If you want to view it like that, then if the Hamiltonian is explicitly independent of time, then it just comes from equality of mixed partials.

I don't understand what you mean, could you please explain?

 

[RedX]

I don't understand what you mean, could you please explain?

oops, you're right. it's not equality of mixed partials, but comes from Hamilton's equations.

so take H=.5(p²+q²)

Then dH/dp=p and dH/dq=q
But p^.=-q and q^.=p

So H^.=p(-q)+q(p)=0

 

[komodekork]

Hm...
I don't know if I see what you are getting at. I'm not sure if you are telling me that what you did is right or wrong.

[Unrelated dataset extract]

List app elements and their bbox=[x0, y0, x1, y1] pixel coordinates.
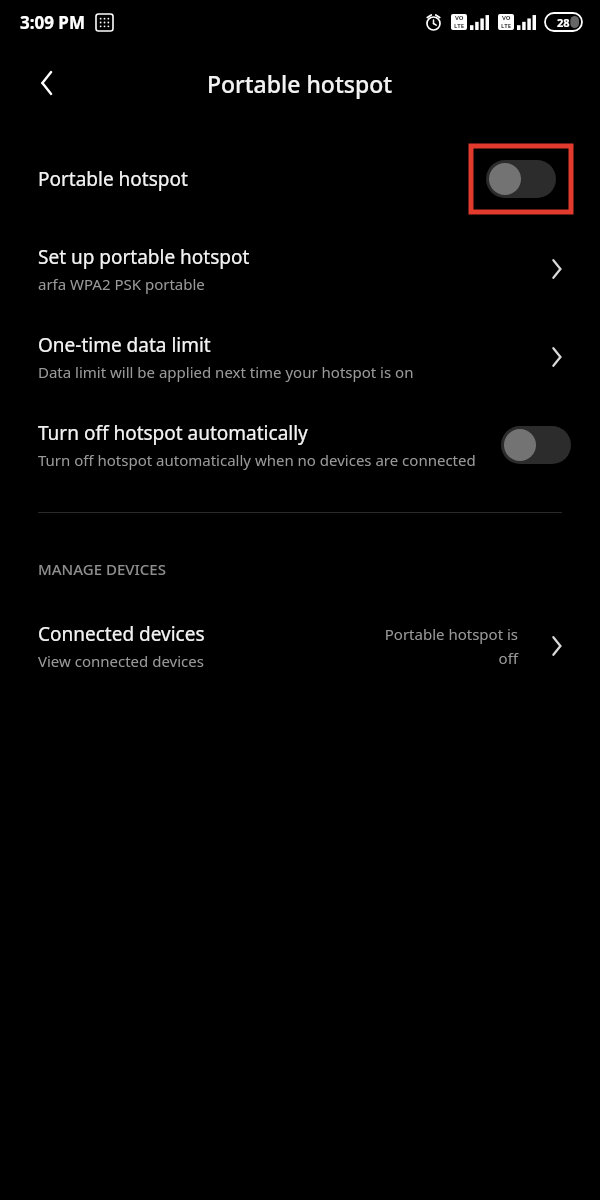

Should it be $$\frac{d}{dt}(H) = m ( \dot{Q} \ddot{Q} - \omega^2 Q \dot{Q} )$$

or just

$$\frac{d}{dt}(H) = 0$$

 

[RedX]

Hm...
I don't know if I see what you are getting at. I'm not sure if you are telling me that what you did is right or wrong.

Should it be $$\frac{d}{dt}(H) = m ( \dot{Q} \ddot{Q} - \omega^2 Q \dot{Q} )$$

or just

$$\frac{d}{dt}(H) = 0$$

oops, sorry. First of all, your Hamiltonian doesn't represent an oscillator. If it does, then the second term should be + rather than -:
$$H = \frac{m}{2} (\dot{Q}^2 + \omega^2 Q^2 )$$

So as you say: $$\frac{d}{dt}(H) = m ( \dot{Q} \ddot{Q} + \omega^2 Q \dot{Q} )$$

Now from the equations of motion of an oscillator, $$\ddot{Q}=-\omega^2 Q$$. PLugging that in should get you zero.

 

[komodekork]

I don't know what my Hamilton represents. I may have done something wrong.

I all i got is this lagrangian $$L = \frac{m}{2} (\dot{q}^2 sin^2(\omega t) + \dot{q} q \omega sin(2\omega t) + \omega^2 q^2)$$
and this new coordinate $$Q = q sin(\omega t)$$

after this substitution i get $$L = \frac{m}{2} (\dot{Q}^2 + \omega^2 Q^2)$$

then i make the Hamiltonian $$H = p\dot{Q} - L$$

and get $$H = \frac{m}{2}(\dot{Q}^2 - \omega^2 Q^2)$$



Then the question is, is the Hamiltonian constant?

Thanks for helping me out btw.

 

[komodekork]

But forget all of that, just in a genreal case,
if $$H=H( \dot{q},q)$$ is it constant just because it's not $$H=H(p,q,t)$$?
Or because it cancels out?

 

[qbert]

you need to write your Hamiltonian in terms of p and q not in terms of q and q-dot,
and THEN if time doesn't appear explicitly it's conserved.

 

[RedX]

I don't know what my Hamilton represents. I may have done something wrong.

I all i got is this lagrangian $$L = \frac{m}{2} (\dot{q}^2 sin^2(\omega t) + \dot{q} q \omega sin(2\omega t) + \omega^2 q^2)$$
and this new coordinate $$Q = q sin(\omega t)$$

after this substitution i get $$L = \frac{m}{2} (\dot{Q}^2 + \omega^2 Q^2)$$

then i make the Hamiltonian $$H = p\dot{Q} - L$$

and get $$H = \frac{m}{2}(\dot{Q}^2 - \omega^2 Q^2)$$



Then the question is, is the Hamiltonian constant?

Thanks for helping me out btw.

Can't you just plug in $$Q = q sin(\omega t)$$ into your Hamiltonian $$H = \frac{m}{2}(\dot{Q}^2 - \omega^2 Q^2)$$, and see if the time-dependence vanishes?